Now, our data teams have started to build out an internal data warehouse for our various departments to collect and analyze data from our various sales systems. They established ELT flow for this warehouse with the following toolsets:
- Singer.io – Establish data extraction and loading
- dbt – Define data transformations
- Prefect – Used to orchestrate flows via Singer Taps & Targets and dbtCore transformations.
Don’t you mean ETL?

There are two primary data integration methods:
- ETL – Extract, Transform, and Load
- ELT – Extract, Load, Transform
At their core, they have the same basic task: get data from one place to another. The difference lies in where data transformations are processed.

In ETL, data is extracted from the source system, transformed, and then loaded into the destination system (data warehouse) where it can be analyzed. In this case, the raw data is not stored within the data warehouse: only the transformed data is available.

ELT, on the other hand, loads raw data directly into the data warehouse, where transformations can be exercised within the data warehouse itself. Since the raw data is stored in the warehouse, multiple transformations can be run without accessing the source system. This allows for data activities such as cleansing, enrichment, and transformation to occur on the same data set with less strain on the source system.

In our case, an ELT transition made the most sense: we will have different transformations for different departments, including the need to perform point-in-time transformations for auditing purposes.

Getting Jira Data

Jira data was, well, the easier part. Singer.io maintains a Jira tap to pull data our of Jira Cloud using Jira’s APIs. “Taps” are connectors to external systems, and Singer has a lot of them. “Targets” are ways to load the data from tap streams into other systems. Singer does not have as many official targets, however, there are a number of open source contributors with additional targets. We are using the Snowflake target to load data into a Snowflake instance.

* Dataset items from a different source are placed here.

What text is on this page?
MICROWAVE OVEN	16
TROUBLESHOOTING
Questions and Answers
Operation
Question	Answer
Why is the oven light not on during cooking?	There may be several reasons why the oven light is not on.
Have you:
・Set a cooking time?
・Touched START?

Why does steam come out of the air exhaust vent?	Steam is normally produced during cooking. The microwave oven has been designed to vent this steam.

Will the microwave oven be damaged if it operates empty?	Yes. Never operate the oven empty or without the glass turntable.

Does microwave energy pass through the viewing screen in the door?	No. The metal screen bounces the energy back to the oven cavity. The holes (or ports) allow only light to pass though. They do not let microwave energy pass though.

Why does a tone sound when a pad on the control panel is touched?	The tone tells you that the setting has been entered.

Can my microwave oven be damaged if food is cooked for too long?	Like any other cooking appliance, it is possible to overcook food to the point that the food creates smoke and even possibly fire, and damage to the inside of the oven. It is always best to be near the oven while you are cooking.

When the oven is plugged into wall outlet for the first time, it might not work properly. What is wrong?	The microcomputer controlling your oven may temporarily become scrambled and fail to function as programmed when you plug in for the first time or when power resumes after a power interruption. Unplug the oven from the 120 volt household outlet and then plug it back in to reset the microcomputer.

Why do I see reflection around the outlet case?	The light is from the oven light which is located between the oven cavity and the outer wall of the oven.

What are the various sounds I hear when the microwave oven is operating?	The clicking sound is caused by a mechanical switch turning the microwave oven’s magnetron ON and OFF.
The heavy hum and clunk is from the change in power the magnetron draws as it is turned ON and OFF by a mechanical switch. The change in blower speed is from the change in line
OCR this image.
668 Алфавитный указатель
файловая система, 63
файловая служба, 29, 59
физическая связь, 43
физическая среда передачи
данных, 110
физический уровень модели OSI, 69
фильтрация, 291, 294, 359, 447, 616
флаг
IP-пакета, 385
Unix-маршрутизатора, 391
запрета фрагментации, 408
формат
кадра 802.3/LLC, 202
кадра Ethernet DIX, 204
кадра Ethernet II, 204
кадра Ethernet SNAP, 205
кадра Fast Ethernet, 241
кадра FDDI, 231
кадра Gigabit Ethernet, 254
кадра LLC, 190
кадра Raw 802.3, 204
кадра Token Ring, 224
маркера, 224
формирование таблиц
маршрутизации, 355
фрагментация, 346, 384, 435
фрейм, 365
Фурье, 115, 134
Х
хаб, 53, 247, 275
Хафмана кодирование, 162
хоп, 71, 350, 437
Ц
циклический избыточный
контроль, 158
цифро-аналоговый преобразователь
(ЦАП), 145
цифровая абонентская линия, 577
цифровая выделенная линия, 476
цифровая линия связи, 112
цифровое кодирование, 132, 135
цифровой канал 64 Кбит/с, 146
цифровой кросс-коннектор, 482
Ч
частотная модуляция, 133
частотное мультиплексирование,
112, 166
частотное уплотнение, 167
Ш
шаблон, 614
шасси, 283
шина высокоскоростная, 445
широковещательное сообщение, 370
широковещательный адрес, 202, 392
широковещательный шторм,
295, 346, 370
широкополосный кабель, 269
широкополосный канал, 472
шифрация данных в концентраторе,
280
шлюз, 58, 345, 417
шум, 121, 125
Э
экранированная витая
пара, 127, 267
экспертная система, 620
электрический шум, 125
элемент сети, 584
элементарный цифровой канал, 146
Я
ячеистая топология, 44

Our team built out the data flow, but we were missing Tempo data. Tempo presents some REST APIs, so I figured I could use the tap-jira code as a model to build out a custom tap for Tempo data. And that got me back into Python.

Environment Setup

I’m running WSL2 on Windows 11 with Ubuntu 22.04. I finished up my tap development, things seemed to be working fine using virtualenv to isolate, and I had finished testing on my Tempo tap. I wanted to test pushing the data into Snowflake, and upon trying to load the target-snowflake library, I got a number of errors about version incompatibility.

Well hell. As it turns out, most of the engineers at work are using Windows 10/WSL2 with Ubuntu 20.04. With that, they are running Python 3.8. I was running 3.10. A few quick Google searches and I quickly realized that I need a better way to isolate my environments than virtualenv. Along comes a bigger snake…

Anaconda

My Google searches led me to Anaconda. First, I’m extremely impressed that they got that domain name. Second, Anaconda is way more than what I’m using it for: I’m using the environment management, but there is so much more.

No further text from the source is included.